An exhibition by Jura Shust at the Vyksa Steel Works History Museum
Jura Shust's project was displayed in the exhibition space of the Vyksa Steel Works History Museum. Using a monotown that emerged around a plant that later became the flagship of the Russian metal industry as an example, Drunken Forest examines the outlandish metamorphosis of an archaic worldview.

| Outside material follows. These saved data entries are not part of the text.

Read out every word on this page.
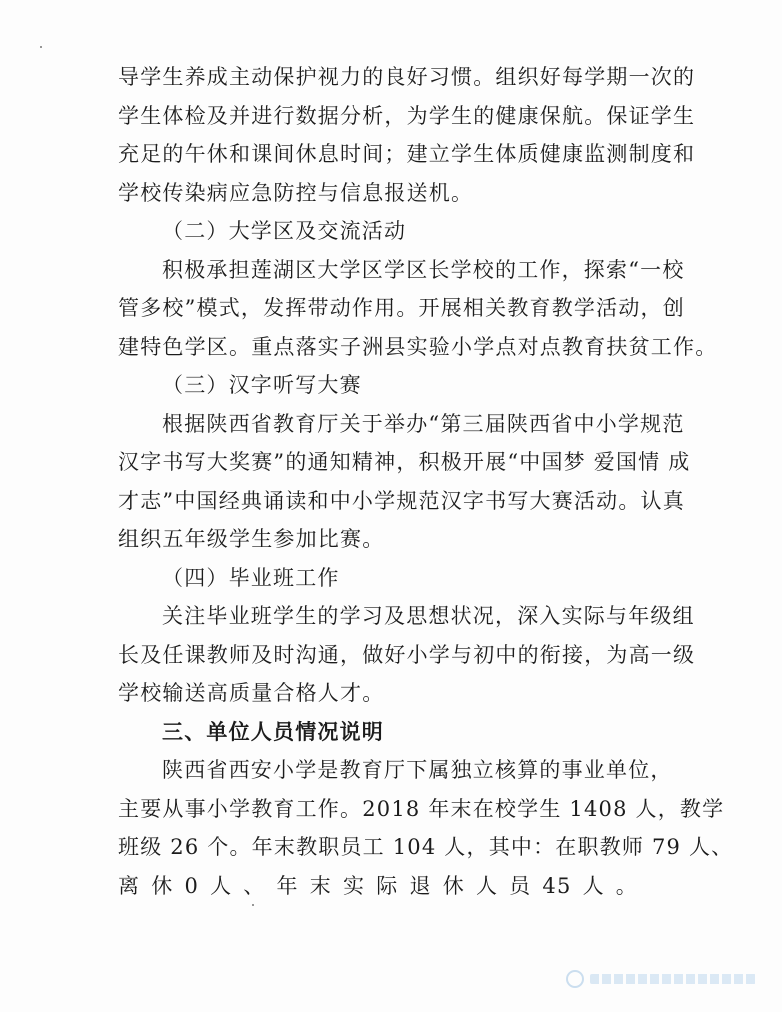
导学生养成主动保护视力的良好习惯。组织好每学期一次的
学生体检及并进行数据分析，为学生的健康保航。保证学生
充足的午休和课间休息时间；建立学生体质健康监测制度和
学校传染病应急防控与信息报送机。
（二）大学区及交流活动
积极承担莲湖区大学区学区长学校的工作，探索“一校
管多校”模式，发挥带动作用。开展相关教育教学活动，创
建特色学区。重点落实子洲县实验小学点对点教育扶贫工作。
（三）汉字听写大赛
根据陕西省教育厅关于举办“第三届陕西省中小学规范
汉字书写大奖赛”的通知精神，积极开展“中国梦 爱国情 成
才志”中国经典诵读和中小学规范汉字书写大赛活动。认真
组织五年级学生参加比赛。
（四）毕业班工作
关注毕业班学生的学习及思想状况，深入实际与年级组
长及任课教师及时沟通，做好小学与初中的衔接，为高一级
学校输送高质量合格人才。
三、单位人员情况说明
陕西省西安小学是教育厅下属独立核算的事业单位，
主要从事小学教育工作。2018 年末在校学生 1408 人，教学
班级 26 个。年末教职员工 104 人，其中：在职教师 79 人、
离 休 0 人 、 年 末 实 际 退 休 人 员 45 人 。
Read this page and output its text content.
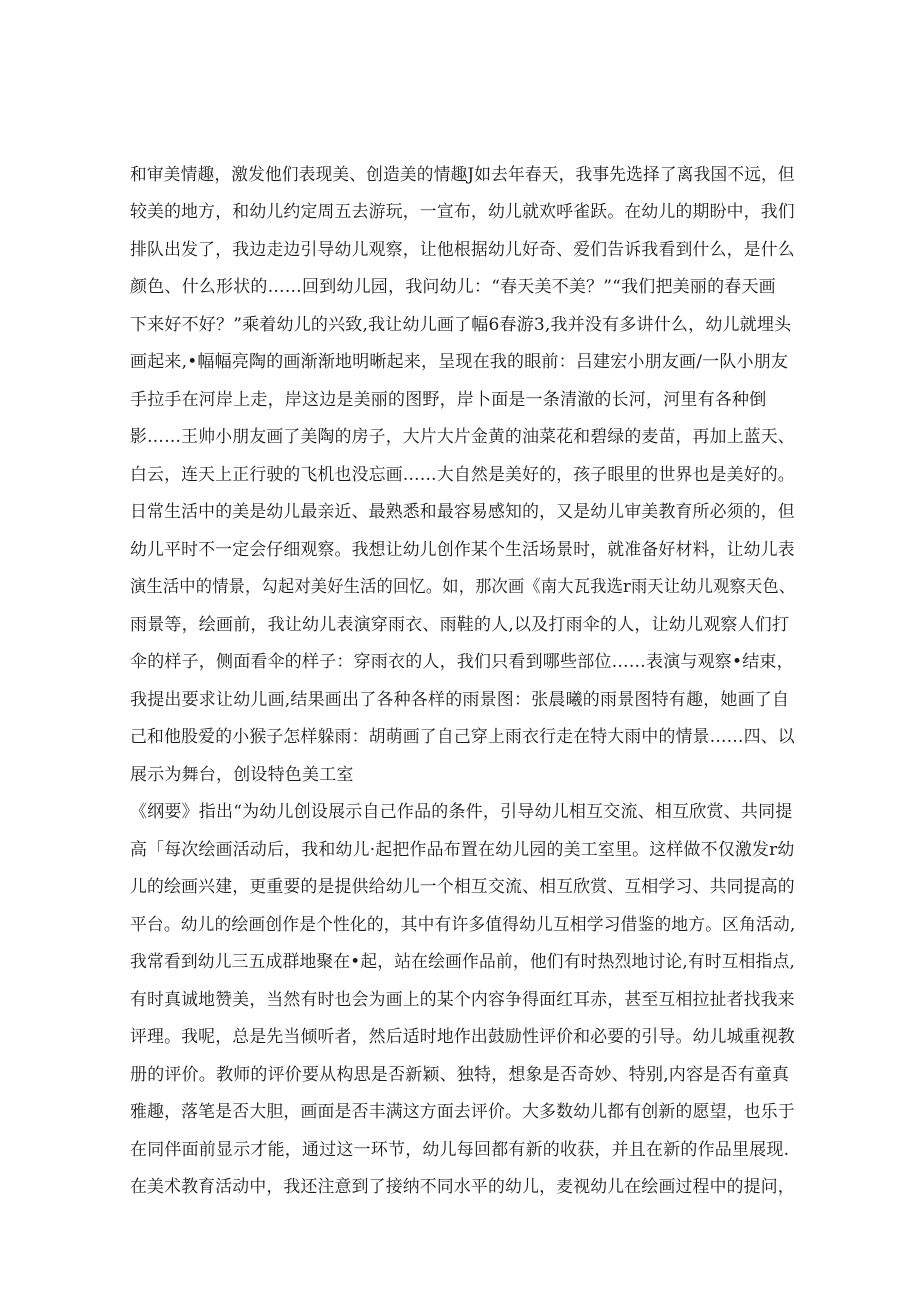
和审美情趣，激发他们表现美、创造美的情趣J如去年春天，我事先选择了离我国不远，但
较美的地方，和幼儿约定周五去游玩，一宣布，幼儿就欢呼雀跃。在幼儿的期盼中，我们
排队出发了，我边走边引导幼儿观察，让他根据幼儿好奇、爱们告诉我看到什么，是什么
颜色、什么形状的……回到幼儿园，我问幼儿：“春天美不美？”“我们把美丽的春天画
下来好不好？”乘着幼儿的兴致,我让幼儿画了幅6春游3,我并没有多讲什么，幼儿就埋头
画起来,•幅幅亮陶的画渐渐地明晰起来，呈现在我的眼前：吕建宏小朋友画/一队小朋友
手拉手在河岸上走，岸这边是美丽的图野，岸卜面是一条清澈的长河，河里有各种倒
影……王帅小朋友画了美陶的房子，大片大片金黄的油菜花和碧绿的麦苗，再加上蓝天、
白云，连天上正行驶的飞机也没忘画……大自然是美好的，孩子眼里的世界也是美好的。
日常生活中的美是幼儿最亲近、最熟悉和最容易感知的，又是幼儿审美教育所必须的，但
幼儿平时不一定会仔细观察。我想让幼儿创作某个生活场景时，就准备好材料，让幼儿表
演生活中的情景，勾起对美好生活的回忆。如，那次画《南大瓦我选r雨天让幼儿观察天色、
雨景等，绘画前，我让幼儿表演穿雨衣、雨鞋的人,以及打雨伞的人，让幼儿观察人们打
伞的样子，侧面看伞的样子：穿雨衣的人，我们只看到哪些部位……表演与观察•结束，
我提出要求让幼儿画,结果画出了各种各样的雨景图：张晨曦的雨景图特有趣，她画了自
己和他股爱的小猴子怎样躲雨：胡萌画了自己穿上雨衣行走在特大雨中的情景……四、以
展示为舞台，创设特色美工室
《纲要》指出“为幼儿创设展示自己作品的条件，引导幼儿相互交流、相互欣赏、共同提
高「每次绘画活动后，我和幼儿·起把作品布置在幼儿园的美工室里。这样做不仅激发r幼
儿的绘画兴建，更重要的是提供给幼儿一个相互交流、相互欣赏、互相学习、共同提高的
平台。幼儿的绘画创作是个性化的，其中有许多值得幼儿互相学习借鉴的地方。区角活动,
我常看到幼儿三五成群地聚在•起，站在绘画作品前，他们有时热烈地讨论,有时互相指点,
有时真诚地赞美，当然有时也会为画上的某个内容争得面红耳赤，甚至互相拉扯者找我来
评理。我呢，总是先当倾听者，然后适时地作出鼓励性评价和必要的引导。幼儿城重视教
册的评价。教师的评价要从构思是否新颖、独特，想象是否奇妙、特别,内容是否有童真
雅趣，落笔是否大胆，画面是否丰满这方面去评价。大多数幼儿都有创新的愿望，也乐于
在同伴面前显示才能，通过这一环节，幼儿每回都有新的收获，并且在新的作品里展现.
在美术教育活动中，我还注意到了接纳不同水平的幼儿，麦视幼儿在绘画过程中的提问，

'The fire that engulfed Russian forests in 2010 became a kind of catalyst for the project. For about two months there was a fierce struggle, which took on a national significance. Wide expanses of ancient forests were destroyed, the fire claimed the lives of dozens of people, and thousands of houses burned down. Engulfing entire villages, the fire came close to towns, and the smog from burning peat bogs reached Moscow, forcing the residents to don respirators. Moreover, the smoke and residue from the wildfires in Russia crossed the Arctic and even reached North America... According to the official version, the wildfires were caused by drought, abnormally high temperatures and the so-called lovers of barbecuing in nature. That is why a brazier was installed in the altar zone of the gallery in the manner of a ritual altar.' says the artist.
Jura Shust
1983, Minsk | Belarus
Jura Shust is a Berlin-based Belarusian artist.
Shust holds an MA in Fine Arts from KASK (Ghent, BE), and a BA in Media Communication from EHU (Vilnius, LT).

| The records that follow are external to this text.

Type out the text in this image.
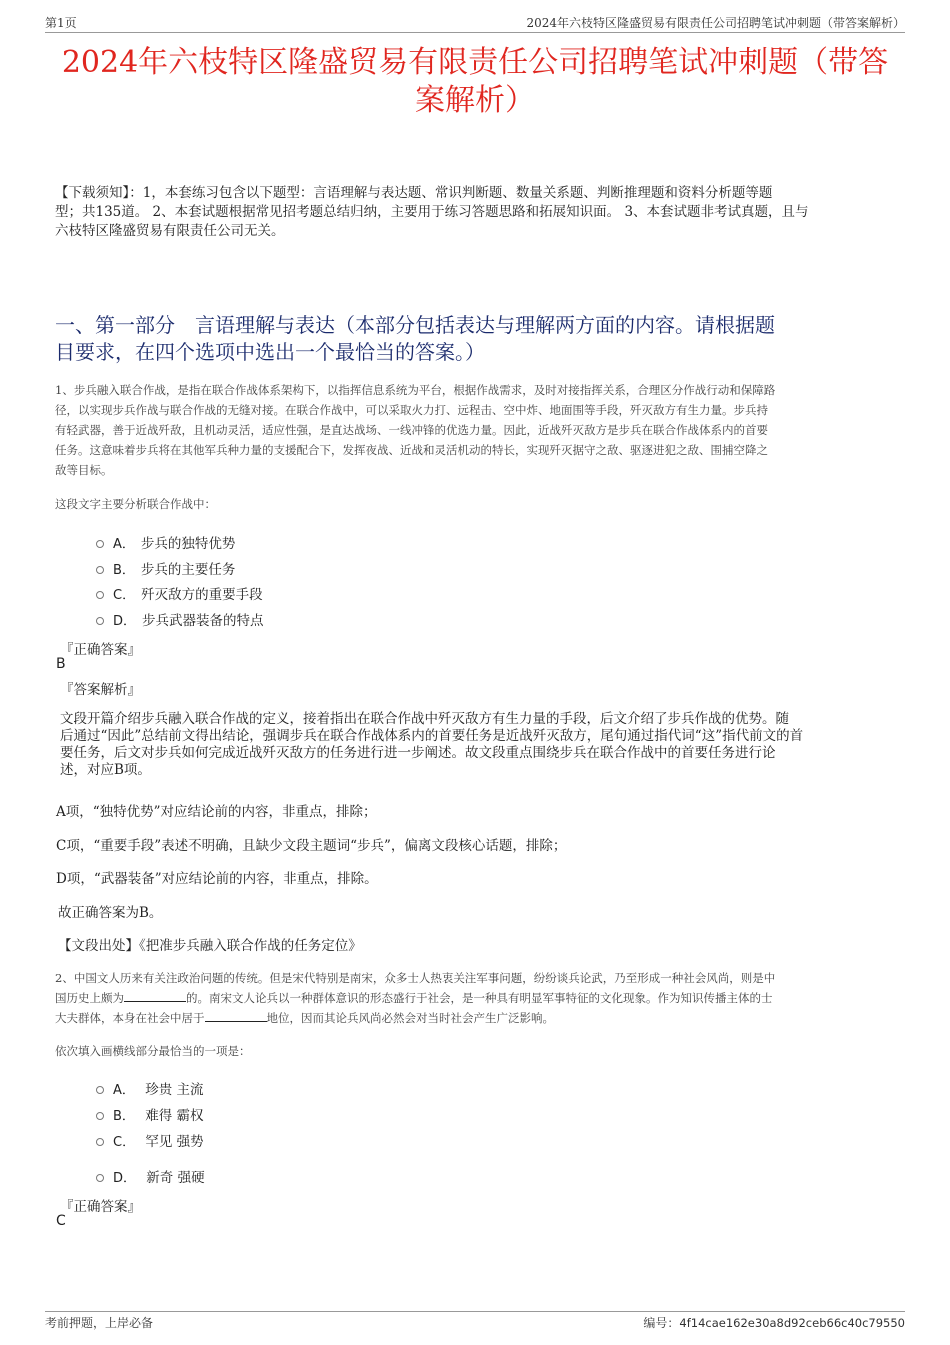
第1页	2024年六枝特区隆盛贸易有限责任公司招聘笔试冲刺题（带答案解析）
2024年六枝特区隆盛贸易有限责任公司招聘笔试冲刺题（带答
案解析）
【下载须知】：1，本套练习包含以下题型：言语理解与表达题、常识判断题、数量关系题、判断推理题和资料分析题等题
型；共135道。 2、本套试题根据常见招考题总结归纳，主要用于练习答题思路和拓展知识面。 3、本套试题非考试真题，且与
六枝特区隆盛贸易有限责任公司无关。
一、第一部分　言语理解与表达（本部分包括表达与理解两方面的内容。请根据题
目要求，在四个选项中选出一个最恰当的答案。）
1、步兵融入联合作战，是指在联合作战体系架构下，以指挥信息系统为平台，根据作战需求，及时对接指挥关系，合理区分作战行动和保障路
径，以实现步兵作战与联合作战的无缝对接。在联合作战中，可以采取火力打、远程击、空中炸、地面围等手段，歼灭敌方有生力量。步兵持
有轻武器，善于近战歼敌，且机动灵活，适应性强，是直达战场、一线冲锋的优选力量。因此，近战歼灭敌方是步兵在联合作战体系内的首要
任务。这意味着步兵将在其他军兵种力量的支援配合下，发挥夜战、近战和灵活机动的特长，实现歼灭据守之敌、驱逐进犯之敌、围捕空降之
敌等目标。
这段文字主要分析联合作战中：
A． 步兵的独特优势
B． 步兵的主要任务
C． 歼灭敌方的重要手段
D． 步兵武器装备的特点
『正确答案』
B
『答案解析』
文段开篇介绍步兵融入联合作战的定义，接着指出在联合作战中歼灭敌方有生力量的手段，后文介绍了步兵作战的优势。随
后通过“因此”总结前文得出结论，强调步兵在联合作战体系内的首要任务是近战歼灭敌方，尾句通过指代词“这”指代前文的首
要任务，后文对步兵如何完成近战歼灭敌方的任务进行进一步阐述。故文段重点围绕步兵在联合作战中的首要任务进行论
述，对应B项。
A项，“独特优势”对应结论前的内容，非重点，排除；
C项，“重要手段”表述不明确，且缺少文段主题词“步兵”，偏离文段核心话题，排除；
D项，“武器装备”对应结论前的内容，非重点，排除。
故正确答案为B。
【文段出处】《把准步兵融入联合作战的任务定位》
2、中国文人历来有关注政治问题的传统。但是宋代特别是南宋，众多士人热衷关注军事问题，纷纷谈兵论武，乃至形成一种社会风尚，则是中
国历史上颇为	的。南宋文人论兵以一种群体意识的形态盛行于社会，是一种具有明显军事特征的文化现象。作为知识传播主体的士
大夫群体，本身在社会中居于	地位，因而其论兵风尚必然会对当时社会产生广泛影响。
依次填入画横线部分最恰当的一项是：
A． 珍贵 主流
B． 难得 霸权
C． 罕见 强势
D． 新奇 强硬
『正确答案』
C
考前押题，上岸必备	编号：4f14cae162e30a8d92ceb66c40c79550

Jura Shust works mainly with installation, graphics, and performative video. In his artistic practice, he focuses on the interconnection between rituals and myths with technologies, science, and bio-politics. Making a combination of artificial, extra materials with everyday elements the artist puts attention to contradictions of modernity: a passion for rational knowledge and fetishism from one side, vividly embodied in contemporary networking systems, and deep archaic worldview on the other. Turning to the issues of the future, such as the increasing speed of communication and information intoxication, technological and mythological utopianism that frames the belief in immortality, Shust examines the sacred connection between technology and society.

Since 2012, Shust has collaborated with the Museum of Contemporary Art GFZK (Leipzig, DE), Contemporary Art Museum S.M.A.K. (Ghent, BE), Museum de Domijnen (Sittard, NL), Calvert 22 Foundation (London, UK), Blaffer Art Museum (Houston, Texas, US) and other galleries. In 2016 took part in the 5th Biennale for Young Art in Moscow.

His works are featured in the collection of the Museum of Contemporary Art S.M.A.K. (Ghent, Belgium) as well as in private collections.